On Monday, Google announced Android, a new software platform designed to provide open access to mobile phones for application developers. The company also announced the Open Handset Alliance, a multinational alliance of 34 companies, including several chip makers, handset manufacturers, and mobile operators that will be working together to develop handsets and services that leverage the new software.
The new platform — jargon for the software that will fuel the phone and its various functions — has the support of handset makers like Motorola and Samsung; mobile service providers like Sprint, NTT Docomo and China Telecom; chip makers like Intel and Texas Instruments; and pure Internet players like ebay and Skype.

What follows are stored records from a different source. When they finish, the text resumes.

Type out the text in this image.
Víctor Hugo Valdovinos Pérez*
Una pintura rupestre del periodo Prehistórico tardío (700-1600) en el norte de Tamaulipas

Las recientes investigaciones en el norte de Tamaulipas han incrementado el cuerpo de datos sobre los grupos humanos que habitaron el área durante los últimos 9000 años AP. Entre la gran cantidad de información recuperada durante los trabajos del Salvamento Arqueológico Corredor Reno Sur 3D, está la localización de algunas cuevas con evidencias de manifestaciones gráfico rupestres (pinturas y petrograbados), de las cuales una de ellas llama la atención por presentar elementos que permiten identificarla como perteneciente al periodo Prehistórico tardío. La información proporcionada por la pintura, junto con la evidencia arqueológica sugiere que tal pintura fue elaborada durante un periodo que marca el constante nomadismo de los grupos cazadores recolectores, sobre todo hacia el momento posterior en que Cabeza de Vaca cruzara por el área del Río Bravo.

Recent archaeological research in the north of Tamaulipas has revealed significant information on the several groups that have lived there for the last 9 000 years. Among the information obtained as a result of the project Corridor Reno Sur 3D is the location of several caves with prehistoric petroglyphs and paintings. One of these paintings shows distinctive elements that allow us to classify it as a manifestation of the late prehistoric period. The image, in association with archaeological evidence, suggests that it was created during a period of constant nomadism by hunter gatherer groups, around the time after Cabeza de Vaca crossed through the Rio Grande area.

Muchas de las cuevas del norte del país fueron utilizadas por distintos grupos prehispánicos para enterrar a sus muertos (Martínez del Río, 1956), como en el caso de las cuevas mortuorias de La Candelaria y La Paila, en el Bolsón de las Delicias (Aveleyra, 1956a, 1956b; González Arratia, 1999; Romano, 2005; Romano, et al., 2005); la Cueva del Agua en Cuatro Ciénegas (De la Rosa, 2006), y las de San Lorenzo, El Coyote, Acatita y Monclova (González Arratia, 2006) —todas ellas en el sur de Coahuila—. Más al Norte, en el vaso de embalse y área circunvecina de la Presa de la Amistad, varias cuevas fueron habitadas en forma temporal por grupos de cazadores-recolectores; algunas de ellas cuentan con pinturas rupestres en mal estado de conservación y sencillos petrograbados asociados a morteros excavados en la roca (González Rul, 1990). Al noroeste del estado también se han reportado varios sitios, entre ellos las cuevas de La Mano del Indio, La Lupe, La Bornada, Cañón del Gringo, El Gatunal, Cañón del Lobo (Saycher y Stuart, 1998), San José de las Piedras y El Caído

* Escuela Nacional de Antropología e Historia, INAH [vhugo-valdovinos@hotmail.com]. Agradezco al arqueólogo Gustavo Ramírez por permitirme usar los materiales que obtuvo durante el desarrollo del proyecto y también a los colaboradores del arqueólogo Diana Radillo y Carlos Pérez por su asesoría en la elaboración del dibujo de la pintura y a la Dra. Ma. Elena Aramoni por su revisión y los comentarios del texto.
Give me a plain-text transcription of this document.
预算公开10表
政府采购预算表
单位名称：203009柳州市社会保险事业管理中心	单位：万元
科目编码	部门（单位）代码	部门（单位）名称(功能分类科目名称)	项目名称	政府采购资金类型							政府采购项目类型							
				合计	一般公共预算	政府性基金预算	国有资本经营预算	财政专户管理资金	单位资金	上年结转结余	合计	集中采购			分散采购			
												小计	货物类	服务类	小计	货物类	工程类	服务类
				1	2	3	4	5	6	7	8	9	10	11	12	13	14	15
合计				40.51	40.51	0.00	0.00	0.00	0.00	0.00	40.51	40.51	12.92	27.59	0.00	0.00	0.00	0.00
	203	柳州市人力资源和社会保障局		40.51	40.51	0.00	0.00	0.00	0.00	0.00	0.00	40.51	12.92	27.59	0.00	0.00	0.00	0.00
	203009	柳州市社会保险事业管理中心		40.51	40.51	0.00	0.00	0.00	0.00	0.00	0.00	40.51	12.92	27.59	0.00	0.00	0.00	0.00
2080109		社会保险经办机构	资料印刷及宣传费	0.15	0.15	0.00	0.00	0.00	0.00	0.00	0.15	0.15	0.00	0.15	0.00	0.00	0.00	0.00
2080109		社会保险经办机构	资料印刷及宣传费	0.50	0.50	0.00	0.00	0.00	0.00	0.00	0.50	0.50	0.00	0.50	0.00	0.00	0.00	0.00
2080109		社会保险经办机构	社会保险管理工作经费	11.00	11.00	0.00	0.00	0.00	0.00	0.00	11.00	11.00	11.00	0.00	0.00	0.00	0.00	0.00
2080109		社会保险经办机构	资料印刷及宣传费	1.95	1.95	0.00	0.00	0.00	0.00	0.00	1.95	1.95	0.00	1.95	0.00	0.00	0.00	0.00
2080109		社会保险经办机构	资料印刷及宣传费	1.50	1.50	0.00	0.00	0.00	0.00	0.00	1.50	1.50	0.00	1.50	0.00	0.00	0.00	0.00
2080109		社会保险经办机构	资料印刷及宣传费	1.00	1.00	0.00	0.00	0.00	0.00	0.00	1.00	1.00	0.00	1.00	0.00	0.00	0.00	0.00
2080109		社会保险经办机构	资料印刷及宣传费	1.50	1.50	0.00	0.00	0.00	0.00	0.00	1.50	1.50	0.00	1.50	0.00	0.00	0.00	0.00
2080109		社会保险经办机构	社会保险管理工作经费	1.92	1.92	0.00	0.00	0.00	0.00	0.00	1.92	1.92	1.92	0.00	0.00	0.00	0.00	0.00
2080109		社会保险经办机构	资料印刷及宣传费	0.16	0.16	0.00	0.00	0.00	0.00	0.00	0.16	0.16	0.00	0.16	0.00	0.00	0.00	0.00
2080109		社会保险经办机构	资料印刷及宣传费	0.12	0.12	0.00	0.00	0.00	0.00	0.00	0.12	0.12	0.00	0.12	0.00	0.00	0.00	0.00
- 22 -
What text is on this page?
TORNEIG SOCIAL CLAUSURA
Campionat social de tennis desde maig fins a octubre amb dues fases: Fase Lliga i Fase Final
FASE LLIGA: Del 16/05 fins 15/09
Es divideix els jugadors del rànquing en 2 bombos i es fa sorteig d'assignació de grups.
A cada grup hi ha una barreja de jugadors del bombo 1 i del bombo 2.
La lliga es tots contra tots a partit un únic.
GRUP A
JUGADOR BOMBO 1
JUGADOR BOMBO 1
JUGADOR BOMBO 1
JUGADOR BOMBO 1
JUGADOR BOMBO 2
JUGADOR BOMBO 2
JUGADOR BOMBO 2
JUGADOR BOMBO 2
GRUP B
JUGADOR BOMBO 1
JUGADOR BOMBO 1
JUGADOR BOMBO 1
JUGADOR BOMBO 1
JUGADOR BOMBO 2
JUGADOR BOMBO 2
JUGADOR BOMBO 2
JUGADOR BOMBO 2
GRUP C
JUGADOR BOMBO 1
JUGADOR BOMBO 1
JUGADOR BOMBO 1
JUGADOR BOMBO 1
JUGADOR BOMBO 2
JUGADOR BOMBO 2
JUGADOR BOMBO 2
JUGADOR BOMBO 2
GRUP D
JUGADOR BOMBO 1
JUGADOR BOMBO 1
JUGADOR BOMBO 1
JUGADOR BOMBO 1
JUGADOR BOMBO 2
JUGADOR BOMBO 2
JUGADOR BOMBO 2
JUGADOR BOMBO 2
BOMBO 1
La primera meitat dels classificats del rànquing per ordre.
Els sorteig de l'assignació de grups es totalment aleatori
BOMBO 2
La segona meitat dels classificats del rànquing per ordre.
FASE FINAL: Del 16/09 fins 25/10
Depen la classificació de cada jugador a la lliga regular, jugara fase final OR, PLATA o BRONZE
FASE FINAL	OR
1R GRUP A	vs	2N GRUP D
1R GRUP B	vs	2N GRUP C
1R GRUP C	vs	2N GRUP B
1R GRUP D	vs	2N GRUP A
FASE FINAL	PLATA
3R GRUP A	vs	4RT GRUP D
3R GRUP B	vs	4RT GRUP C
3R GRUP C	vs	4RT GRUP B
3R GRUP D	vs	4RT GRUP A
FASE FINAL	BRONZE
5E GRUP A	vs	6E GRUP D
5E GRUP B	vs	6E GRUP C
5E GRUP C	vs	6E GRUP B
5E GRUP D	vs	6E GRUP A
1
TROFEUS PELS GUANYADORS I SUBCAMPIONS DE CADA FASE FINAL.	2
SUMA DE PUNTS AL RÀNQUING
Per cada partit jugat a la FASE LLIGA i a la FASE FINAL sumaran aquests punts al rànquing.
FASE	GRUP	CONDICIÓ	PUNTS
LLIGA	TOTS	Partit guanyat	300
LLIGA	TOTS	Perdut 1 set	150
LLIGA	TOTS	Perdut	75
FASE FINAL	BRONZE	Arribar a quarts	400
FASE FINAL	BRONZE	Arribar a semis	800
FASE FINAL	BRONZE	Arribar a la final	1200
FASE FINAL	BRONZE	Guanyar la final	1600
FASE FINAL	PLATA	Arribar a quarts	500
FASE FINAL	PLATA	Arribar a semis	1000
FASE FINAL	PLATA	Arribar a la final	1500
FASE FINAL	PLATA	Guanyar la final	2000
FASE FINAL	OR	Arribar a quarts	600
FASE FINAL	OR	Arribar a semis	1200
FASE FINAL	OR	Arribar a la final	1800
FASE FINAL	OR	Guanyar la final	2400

Google, which lobbied for open access rules for the 700MHz rules, is planning on bidding on some of the spectrum licenses. Even if it doesn’t win any of these licenses, the new Android software could put Google in a prime position to be one of the main suppliers of software to handset makers that could help them comply with the FCC requirement.
“This is a shot that is going to be heard around the world, but it’s just the first shot in what is going to be a very protracted battle in the next frontier of the mobile web,” said analyst Michael Gartenberg, at Jupiter Research.
The aim is to bring the mobile phone model closer to the open model of the Internet, where the owner of a computer can use whatever applications and content they wish without needing permission from the owners of the Internet data lines.